12.29.2008

Wait-Time

As a middle school teacher, I asked questions—lots of them—to keep my students engaged. It’s a tougher task than it sounds; you’re never quite sure what your hormone-charged students will say—or if they will say anything at all. One valuable trick I learned to make sure my pseudo-Socratic method worked was called “wait-time.” I would ask a question, and then—the impossible—I’d wait. I’d stand there, watching an ocean of blank or unreadable faces, letting a heavy silence flood the room, anticipating a wave of potentially wrong answers as seconds drip by one slow drop at a time: Did they understand my question? Are they following along? Am I teaching the best that I can? Am I a travesty? Is this lesson a tragedy? Panic! At the Classroom.

Miraculously, at the end of the pause-that-would-last-forever (or ten Mississippi seconds, at the most), the Red Sea would part and reveal a hand in the air. If I was lucky, there might be two. And if I was doing my job, the student I would call on would be close to a right answer. Wait-time allowed my pupils to think and debate about possible responses while I recollected my thoughts about how to follow-up and lead the class. Ta-da: the fruits and labors of sitting—or standing—at the edge-of-your-seat without saying anything at all.

In the dating game, I’ve found a similar phenomenon: the wait-time between your date and your call, between your call and his call, between dates and dates later, between dates and nights and the bent knee proposal to forever. How long is too long? Or, perhaps more appropriately for an antsy and impatient guy like me who operates on five-year and ten-year plans, how soon is too soon?

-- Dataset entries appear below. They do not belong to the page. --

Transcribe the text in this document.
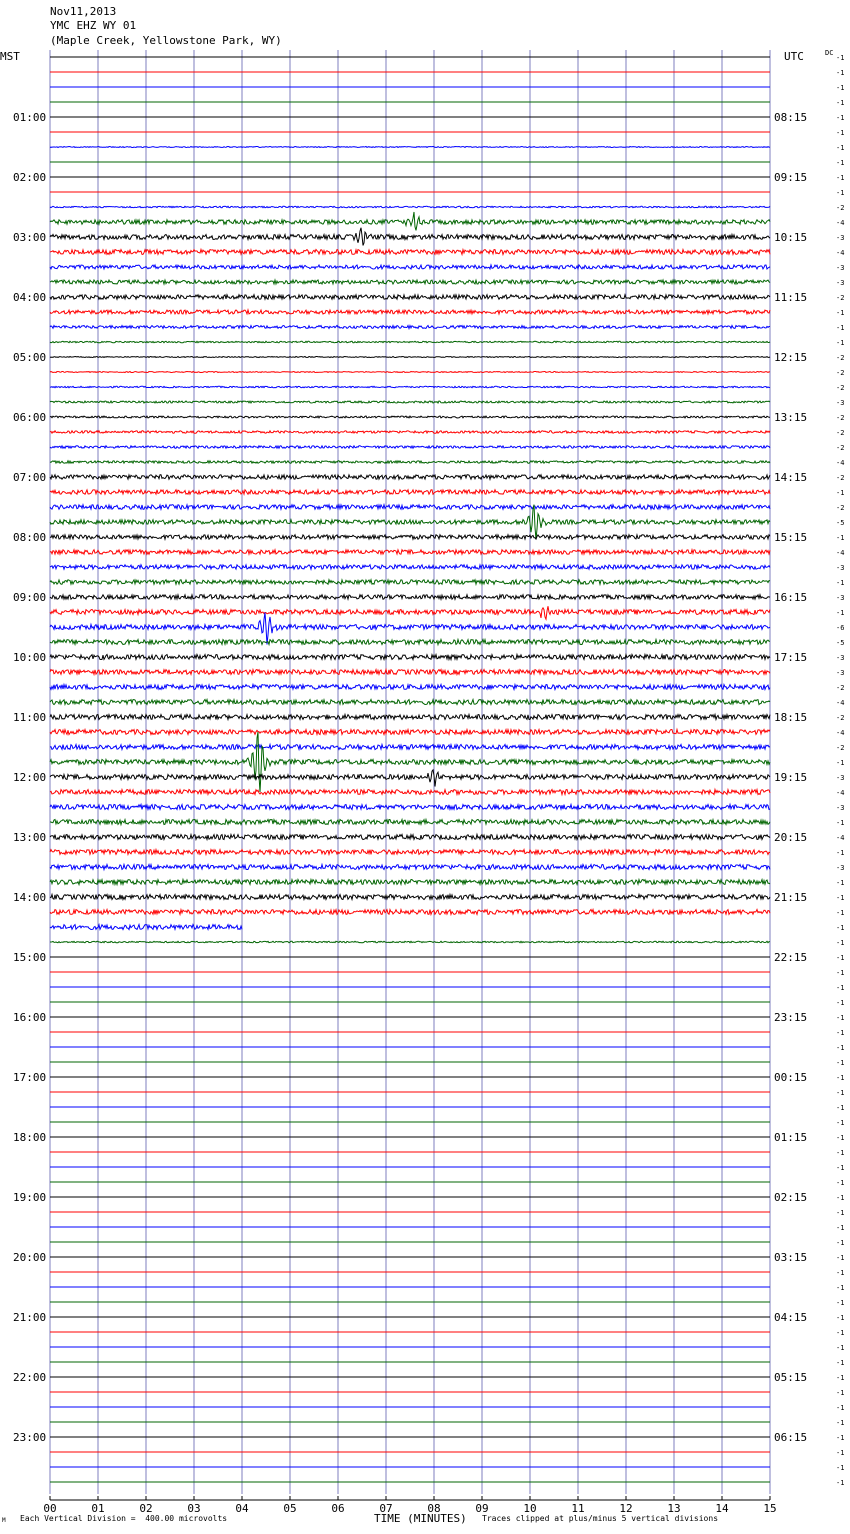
Nov11,2013
YMC EHZ WY 01
(Maple Creek, Yellowstone Park, WY)
MST	UTC	DC
-1
-1
-1
-1
-1
-1
-1
-1
-1
-1
-2
-4
-3
-4
-3
-3
-2
-1
-1
-1
-2
-2
-2
-3
-2
-2
-2
-4
-2
-1
-2
-5
-1
-4
-3
-1
-3
-1
-6
-5
-3
-3
-2
-4
-2
-4
-2
-1
-3
-4
-3
-1
-4
-1
-3
-1
-1
-1
-1
-1
-1
-1
-1
-1
-1
-1
-1
-1
-1
-1
-1
-1
-1
-1
-1
-1
-1
-1
-1
-1
-1
-1
-1
-1
-1
-1
-1
-1
-1
-1
-1
-1
-1
-1
-1
-1
01:00	08:15
02:00	09:15
03:00	10:15
04:00	11:15
05:00	12:15
06:00	13:15
07:00	14:15
08:00	15:15
09:00	16:15
10:00	17:15
11:00	18:15
12:00	19:15
13:00	20:15
14:00	21:15
15:00	22:15
16:00	23:15
17:00	00:15
18:00	01:15
19:00	02:15
20:00	03:15
21:00	04:15
22:00	05:15
23:00	06:15
00	01	02	03	04	05	06	07	08	09	10	11	12	13	14	15
M Each Vertical Division =  400.00 microvolts	TIME (MINUTES) Traces clipped at plus/minus 5 vertical divisions
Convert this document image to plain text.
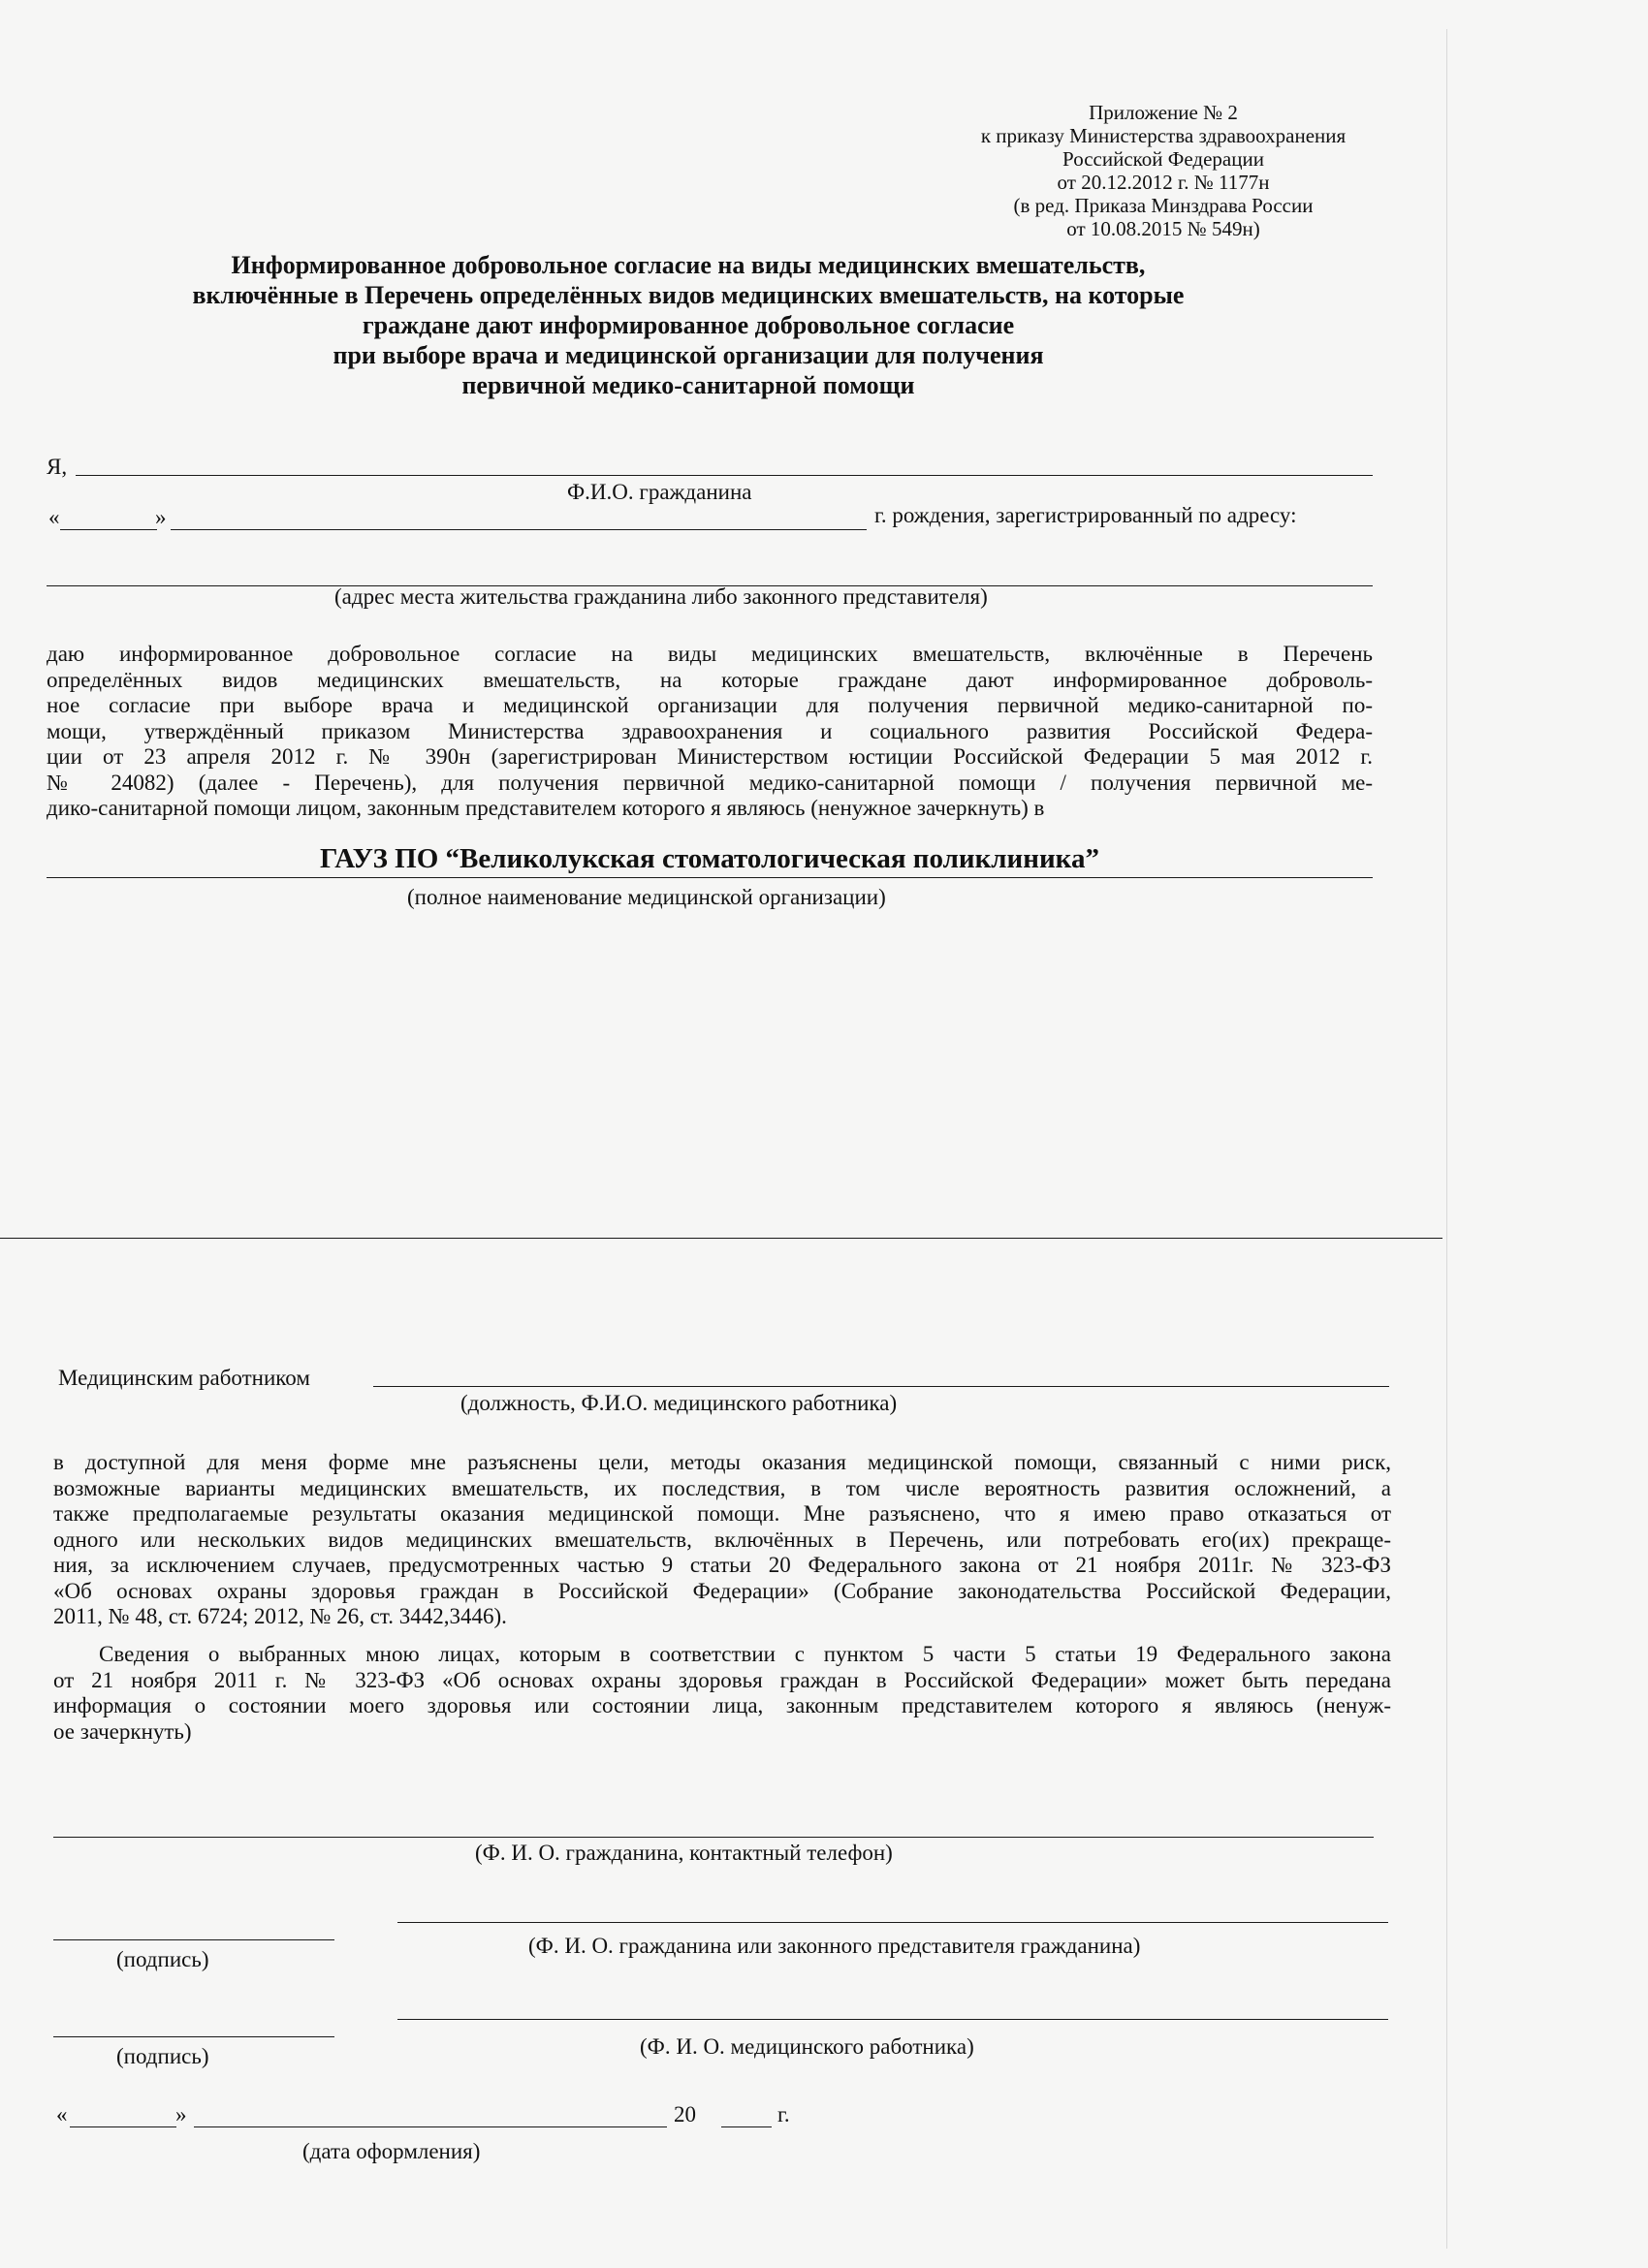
Приложение № 2
к приказу Министерства здравоохранения
Российской Федерации
от 20.12.2012 г. № 1177н
(в ред. Приказа Минздрава России
от 10.08.2015 № 549н)
Информированное добровольное согласие на виды медицинских вмешательств,
включённые в Перечень определённых видов медицинских вмешательств, на которые
граждане дают информированное добровольное согласие
при выборе врача и медицинской организации для получения
первичной медико-санитарной помощи
Я,
Ф.И.О. гражданина
«	»	г. рождения, зарегистрированный по адресу:
(адрес места жительства гражданина либо законного представителя)
даю информированное добровольное согласие на виды медицинских вмешательств, включённые в Перечень
определённых видов медицинских вмешательств, на которые граждане дают информированное доброволь-
ное согласие при выборе врача и медицинской организации для получения первичной медико-санитарной по-
мощи, утверждённый приказом Министерства здравоохранения и социального развития Российской Федера-
ции от 23 апреля 2012 г. № 390н (зарегистрирован Министерством юстиции Российской Федерации 5 мая 2012 г.
№ 24082) (далее - Перечень), для получения первичной медико-санитарной помощи / получения первичной ме-
дико-санитарной помощи лицом, законным представителем которого я являюсь (ненужное зачеркнуть) в
ГАУЗ ПО “Великолукская стоматологическая поликлиника”
(полное наименование медицинской организации)
Медицинским работником
(должность, Ф.И.О. медицинского работника)
в доступной для меня форме мне разъяснены цели, методы оказания медицинской помощи, связанный с ними риск,
возможные варианты медицинских вмешательств, их последствия, в том числе вероятность развития осложнений, а
также предполагаемые результаты оказания медицинской помощи. Мне разъяснено, что я имею право отказаться от
одного или нескольких видов медицинских вмешательств, включённых в Перечень, или потребовать его(их) прекраще-
ния, за исключением случаев, предусмотренных частью 9 статьи 20 Федерального закона от 21 ноября 2011г. № 323-ФЗ
«Об основах охраны здоровья граждан в Российской Федерации» (Собрание законодательства Российской Федерации,
2011, № 48, ст. 6724; 2012, № 26, ст. 3442,3446).
Сведения о выбранных мною лицах, которым в соответствии с пунктом 5 части 5 статьи 19 Федерального закона
от 21 ноября 2011 г. № 323-ФЗ «Об основах охраны здоровья граждан в Российской Федерации» может быть передана
информация о состоянии моего здоровья или состоянии лица, законным представителем которого я являюсь (ненуж-
ое зачеркнуть)
(Ф. И. О. гражданина, контактный телефон)
(подпись)
(Ф. И. О. гражданина или законного представителя гражданина)
(подпись)	(Ф. И. О. медицинского работника)
«	»	20	г.
(дата оформления)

You’d think it’d be easier when you don’t have thirty middle schoolers staring back at you. You’d think that because you’re an adult and you’re dealing with an adult, that these waiting periods would be less of a strategy and more a consequence of the busy bee lives we lead.

False. In dating, wait-time is a wait-game. It’s not fun, but it’s the rule; it’s a political move to be taken despite everything we say about love. That stuff about listening to your heart and then acting on it? Bullshit. If I listened to my heart, time would not be in the way of me and the people I want to date. My mind would draw unswervingly straight lines from thought A (“Wow, I really enjoyed hanging out with that guy”) to thought B (“I should ask him out again”) instead of tweedling over to paranoia-laden distractions like thought A.2 (“The ball’s in his court, so I’ll wait for his call”) or thought A.83765 (“I shouldn’t seem too excited, so I’ll wait exactly 48 hours”).

The wait-game is torture. Instead of doing what wait-time does in the classroom—giving students and teachers time to collect their thoughts into articulate arguments—all that the wait-game does is allow the butterflies in your stomach to multiply. Is it fair that they get to reproduce while you sit by your phone waiting for the chance to reproduce?

Throwing wrenches into an already sweaty situation is what I like to call the technological hierarchy. How much value should I place on a call versus a text? An email versus a text? An instant message versus an email? A Facebook poke versus a G-chat drop-in? Do waiting periods of non-communication differ depending on how I want to communicate with you next? Can I poke you two days after a date, or is it more efficacious to have a G-chat conversation after three days or a phone call after five days?

I’ve always felt like the wait-game has been detrimental for me. In my first dating experiences, I remember wanting to talk on instant messenger whenever I could; this stemmed out of a naïve understanding of love as togetherness—if not literally physical, then at the very least, conversationally. I soon learned that this was something called clinginess. I discovered that personal space and time was valued in the early phases of dating; love would be something to be planned around later on, but if you were just dating, you were supposed to let the tension between you and your eyed-one come to a slow boil. You couldn’t just jump into the deep end of a relationship; every cup of coffee or glass of beer you shared on a date was but a small contribution of water into a pool you had to fill. And you had to digest before attempting the next serving.

I’ve worked on this. In each of my relationships, I’ve tried to remind myself not to get too excited, not to always make the first moves, not to, as I desperately want to, wear my heart on my sleeve. I’ve been told that the acceptable thing to do is to keep it in my chest where it belongs, under layer and layers of pretense called, “Getting to know you.” (Some people also wear alternative layers called “hooking up.”)

But if love were about chemistry, sparks, and connections that either are or are not, then why put yourself through the wait-game? To prove to yourself that these are feelings that last? To make that which is after the wait worth so much more? Why do we put these connections on hold instead of understanding that what will be will be—and still will be whether accessed now or later?

When I was a teacher, I knew exactly what I was gaining by waiting. As a dater, though, I’m lost for words to explain my purposeful word loss: what exactly do I get aside from lost time?